While various embodiments have been described above, it should be understood that they have been presented by way of example only, and not limitation. Thus, the breadth and scope of a preferred embodiment should not be limited by any of the above-described exemplary embodiments, but should be defined only in accordance with the following claims and their equivalents.

Claims

1. A method for translating content, the method comprising:

receiving the content via a first modality;

extracting at least one verbal component and at least one non-verbal component from the content; and

translating the at least one verbal component and the at least one non-verbal component into translated content, where the translated content is in a form for output in a second modality.

2. The method of claim 1, wherein the second modality is different from the first modality.

3. The method of claim 1, wherein the second modality is a same modality as the first modality.

4. The method of claim 1, further comprising:

outputting the translated content in the second modality.

5. The method of claim 4, further comprising:

filtering the translated content in accordance with at least one preference prior to the outputting.

6. The method of claim 1, wherein a source of the content comprises at least one social networking application.

7. The method of claim 1, wherein a source of the content comprises at least one communication device.

8. The method of claim 1, wherein a source of the content comprises at least one sensor.

9. The method of claim 1, wherein the first modality comprises at least one of: a visual modality, an audible modality, and a tactile modality.

10. The method of claim 1, wherein the second modality comprises at least one of: a visual modality, an audible modality, and a tactile modality.

11. The method of claim 1, wherein the content comprises feedback received in response to presented content that is delivered to a group of recipients.

12. The method of claim 11, wherein the translated content is output to a source of the presented content.

13. The method of claim 11, wherein the translated content is output to the group of recipients.

14. The method of claim 1, further comprising:

continuously monitoring a communication device of a user for the content.

15. The method of claim 1, wherein the at least one non-verbal component comprises at least one of: a punctuation, a capitalization, a grammatical characteristic, a tone of voice, a facial expression, a gesture, and a force with which a source of the content interacts with an input device.

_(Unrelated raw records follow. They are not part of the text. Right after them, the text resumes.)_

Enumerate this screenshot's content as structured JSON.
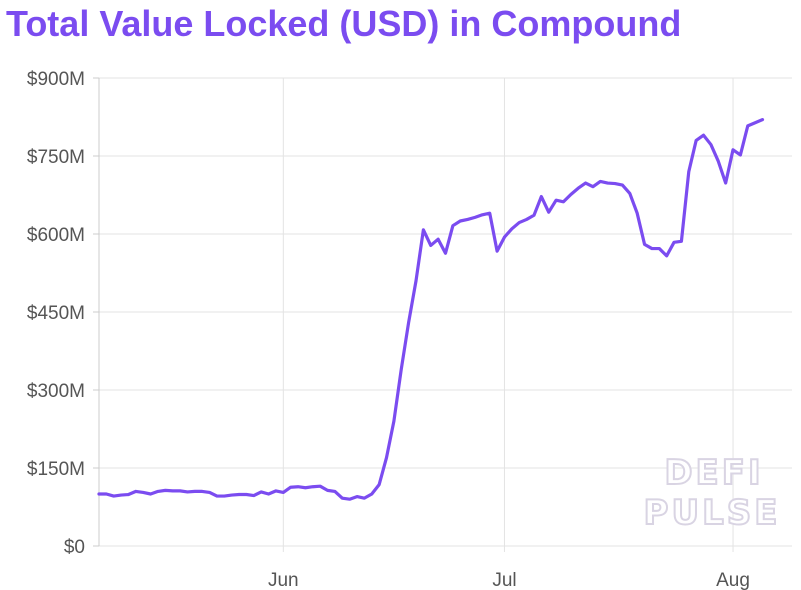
{
  "colors": {
    "title": "#7b4cf0",
    "line": "#7b4cf0",
    "grid": "#e3e3e3",
    "tick": "#555555"
  },
  "watermark": {
    "line1": "DEFI",
    "line2": "PULSE"
  },
  "chart_data": {
    "type": "line",
    "title": "Total Value Locked (USD) in Compound",
    "xlabel": "",
    "ylabel": "",
    "ylim": [
      0,
      900
    ],
    "y_ticks": [
      0,
      150,
      300,
      450,
      600,
      750,
      900
    ],
    "y_tick_labels": [
      "$0",
      "$150M",
      "$300M",
      "$450M",
      "$600M",
      "$750M",
      "$900M"
    ],
    "x_range": [
      "2020-05-07",
      "2020-08-09"
    ],
    "x_ticks": [
      {
        "date": "2020-06-01",
        "label": "Jun"
      },
      {
        "date": "2020-07-01",
        "label": "Jul"
      },
      {
        "date": "2020-08-01",
        "label": "Aug"
      }
    ],
    "grid": true,
    "series": [
      {
        "unit": "USD millions",
        "x": [
          "2020-05-07",
          "2020-05-08",
          "2020-05-09",
          "2020-05-10",
          "2020-05-11",
          "2020-05-12",
          "2020-05-13",
          "2020-05-14",
          "2020-05-15",
          "2020-05-16",
          "2020-05-17",
          "2020-05-18",
          "2020-05-19",
          "2020-05-20",
          "2020-05-21",
          "2020-05-22",
          "2020-05-23",
          "2020-05-24",
          "2020-05-25",
          "2020-05-26",
          "2020-05-27",
          "2020-05-28",
          "2020-05-29",
          "2020-05-30",
          "2020-05-31",
          "2020-06-01",
          "2020-06-02",
          "2020-06-03",
          "2020-06-04",
          "2020-06-05",
          "2020-06-06",
          "2020-06-07",
          "2020-06-08",
          "2020-06-09",
          "2020-06-10",
          "2020-06-11",
          "2020-06-12",
          "2020-06-13",
          "2020-06-14",
          "2020-06-15",
          "2020-06-16",
          "2020-06-17",
          "2020-06-18",
          "2020-06-19",
          "2020-06-20",
          "2020-06-21",
          "2020-06-22",
          "2020-06-23",
          "2020-06-24",
          "2020-06-25",
          "2020-06-26",
          "2020-06-27",
          "2020-06-28",
          "2020-06-29",
          "2020-06-30",
          "2020-07-01",
          "2020-07-02",
          "2020-07-03",
          "2020-07-04",
          "2020-07-05",
          "2020-07-06",
          "2020-07-07",
          "2020-07-08",
          "2020-07-09",
          "2020-07-10",
          "2020-07-11",
          "2020-07-12",
          "2020-07-13",
          "2020-07-14",
          "2020-07-15",
          "2020-07-16",
          "2020-07-17",
          "2020-07-18",
          "2020-07-19",
          "2020-07-20",
          "2020-07-21",
          "2020-07-22",
          "2020-07-23",
          "2020-07-24",
          "2020-07-25",
          "2020-07-26",
          "2020-07-27",
          "2020-07-28",
          "2020-07-29",
          "2020-07-30",
          "2020-07-31",
          "2020-08-01",
          "2020-08-02",
          "2020-08-03",
          "2020-08-04",
          "2020-08-05"
        ],
        "values": [
          100,
          100,
          96,
          98,
          99,
          105,
          103,
          100,
          105,
          107,
          106,
          106,
          104,
          105,
          105,
          103,
          96,
          96,
          98,
          99,
          99,
          97,
          104,
          100,
          106,
          103,
          113,
          114,
          112,
          114,
          115,
          107,
          105,
          92,
          90,
          95,
          92,
          100,
          118,
          170,
          240,
          340,
          430,
          510,
          608,
          578,
          590,
          563,
          616,
          625,
          628,
          632,
          637,
          640,
          567,
          594,
          610,
          622,
          628,
          636,
          672,
          642,
          665,
          662,
          676,
          688,
          698,
          691,
          701,
          698,
          697,
          694,
          678,
          640,
          580,
          572,
          572,
          558,
          584,
          586,
          720,
          780,
          790,
          772,
          740,
          698,
          762,
          752,
          808,
          814,
          820
        ]
      }
    ]
  }
}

16. The method of claim 1, wherein the second modality is selected by a source of the content.

17. The method of claim 1, wherein the second modality is selected to conform to at least one capability of a device to which the translated content is to be output.

18. The method of claim 1, wherein the translating further comprises:

modifying at least one of the at least one verbal component and the at least one non-verbal component based on an instruction in the content.

19. A computer readable storage medium containing an executable program for translating content, where the program performs steps of:

receiving the content via a first modality;

20. An apparatus for translating content, comprising:

means for receiving the content via a first modality;

means for extracting at least one verbal component and at least one non-verbal component from the content; and

means for translating the at least one verbal component and the at least one non-verbal component into translated content, where the translated content is in a form for output in a second modality.